Common menstrual problems
Most women can predict their menstrual cycle due to its regularity, however, there are a few common problems that can affect the cycle:
- Amenorrhea – lack of menstrual cycle
- Dysmenorrhea – painful periods
- Abnormal uterine bleeding.
Amenorrhea is a term used to describe the condition of women who haven’t gotten their period by age 15 or women who haven’t had a period for more than 90 days. The most common cause of amenorrhea is pregnancy.
Other causes of amenorrhea are:
- Extreme weight loss
- Eating disorders
- Excessive exercise
- Medical conditions in need of treatment.
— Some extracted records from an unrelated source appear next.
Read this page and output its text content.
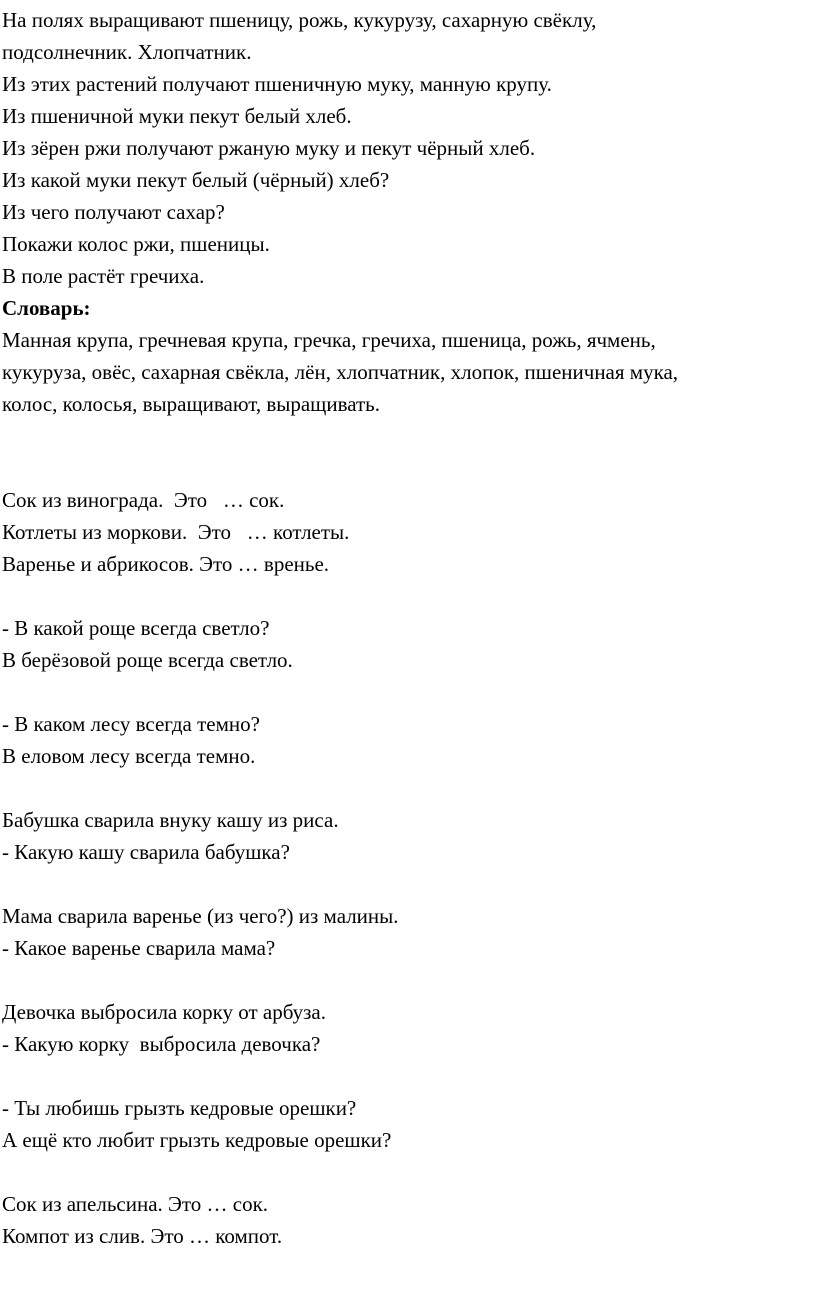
На полях выращивают пшеницу, рожь, кукурузу, сахарную свёклу,
подсолнечник. Хлопчатник.
Из этих растений получают пшеничную муку, манную крупу.
Из пшеничной муки пекут белый хлеб.
Из зёрен ржи получают ржаную муку и пекут чёрный хлеб.
Из какой муки пекут белый (чёрный) хлеб?
Из чего получают сахар?
Покажи колос ржи, пшеницы.
В поле растёт гречиха.
Словарь:
Манная крупа, гречневая крупа, гречка, гречиха, пшеница, рожь, ячмень,
кукуруза, овёс, сахарная свёкла, лён, хлопчатник, хлопок, пшеничная мука,
колос, колосья, выращивают, выращивать.
Сок из винограда.  Это   … сок.
Котлеты из моркови.  Это   … котлеты.
Варенье и абрикосов. Это … вренье.
- В какой роще всегда светло?
В берёзовой роще всегда светло.
- В каком лесу всегда темно?
В еловом лесу всегда темно.
Бабушка сварила внуку кашу из риса.
- Какую кашу сварила бабушка?
Мама сварила варенье (из чего?) из малины.
- Какое варенье сварила мама?
Девочка выбросила корку от арбуза.
- Какую корку  выбросила девочка?
- Ты любишь грызть кедровые орешки?
А ещё кто любит грызть кедровые орешки?
Сок из апельсина. Это … сок.
Компот из слив. Это … компот.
Dysmenorrhea is a condition in which a woman experiences painful menses, usually in the form of abdominal cramps during her period. It is most often caused by an excess of the chemical prostaglandin, a hormone that helps the body heal after injury. The symptoms of pain and discomfort caused by dysmenorrhea can be relieved by over-the-counter medication, such as ibuprofen, Advil, Motrin or Midol. If pain persists and interrupts a normal routine, treatment from a doctor is recommended.
Abnormal uterine bleeding
Abnormal uterine bleeding occurs when a woman experiences bleeding in the middle of her menstrual cycle or experiences excessive bleeding during her period. Abnormal bleeding can happen:
- After sex
- Between periods
- After menopause.
Abnormal uterine bleeding by itself may not indicate a serious medical condition. Many times, women can bleed from ovulation or birth control medication and devices. However, abnormal bleeding may also indicate an underlying condition that could be causing infertility. Women experiencing abnormal bleeding should see their doctor to confirm a diagnosis.